Students of SESS have the choice of being in one of two "clusters". These clusters are Social Services (SS), and Education (EDU). Students who desire to pursue a career in fields such as Teaching, owning a day care, psychology, any field working with children, social work, and school administrative positions are encouraged to apply for the SESS. The school mascot is “The Fabulous Phoenix”, and the colors are Navy and Columbia Blue. The School of Education and Social Services accepts about 50 students per class, and graduates close to one-hundred percent of their seniors.

Cluster teacher create material specified to the career field that they teach. For example, the Education Cluster Coordinator creates materials behooving of future educators such as the following: how to successfully manage a classroom, the mechanics of creating lesson plans, and even special internships in which students become teacher aides their junior year, and administrative interns their senior year. This is an experience not boasted or offered by many other high schools. The Social Services Cluster teaches the students a range of concepts ranging from how to work in a hospital to how to work with a non-profit and everything in between. In the first two years they receive the basics of what it means to be in Social Services and then in junior and senior year they are placed in the work field at different internships. It is the goal that they choose an internship their junior year and continue at that internship their senior year, many times these placement sites will offer the students a part-time summer job as well. This allows for the children to already start to network in their chosen field.

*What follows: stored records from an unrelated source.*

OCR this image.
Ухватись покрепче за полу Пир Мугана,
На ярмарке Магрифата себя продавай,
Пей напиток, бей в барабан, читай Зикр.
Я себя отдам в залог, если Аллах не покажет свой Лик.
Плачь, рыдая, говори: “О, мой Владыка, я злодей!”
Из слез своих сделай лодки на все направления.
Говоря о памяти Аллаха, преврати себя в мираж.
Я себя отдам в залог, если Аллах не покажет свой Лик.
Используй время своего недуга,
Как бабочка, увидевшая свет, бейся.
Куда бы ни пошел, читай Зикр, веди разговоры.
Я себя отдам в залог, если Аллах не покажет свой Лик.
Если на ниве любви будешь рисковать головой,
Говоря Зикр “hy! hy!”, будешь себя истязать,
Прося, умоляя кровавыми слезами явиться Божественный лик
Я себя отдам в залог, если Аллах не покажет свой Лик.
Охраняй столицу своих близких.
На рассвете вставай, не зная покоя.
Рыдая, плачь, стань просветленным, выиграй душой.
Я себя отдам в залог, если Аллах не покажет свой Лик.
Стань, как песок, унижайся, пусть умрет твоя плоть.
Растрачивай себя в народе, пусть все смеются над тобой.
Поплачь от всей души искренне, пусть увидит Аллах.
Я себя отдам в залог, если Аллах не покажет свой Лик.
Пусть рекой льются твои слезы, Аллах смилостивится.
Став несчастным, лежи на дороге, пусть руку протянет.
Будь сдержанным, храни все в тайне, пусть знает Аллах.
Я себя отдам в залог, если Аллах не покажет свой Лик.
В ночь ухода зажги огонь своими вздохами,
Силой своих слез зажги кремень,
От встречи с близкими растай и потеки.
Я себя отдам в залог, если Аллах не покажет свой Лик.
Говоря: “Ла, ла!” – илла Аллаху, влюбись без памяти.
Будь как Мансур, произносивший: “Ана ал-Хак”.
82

Furthermore, the program is designed in such a way that students spend three of the four years in high school in the same cluster, enabling students to become a family with bonds of friendship. There are also opportunities to join profession related organizations such as the Texas Association of Future Educators (TAFE), Family, Career and Community Leaders of America (FCCLA), Peer Assistant Leadership Services (PALS), and Mu Alpha Theta (ΜΑΘ) just to name a few.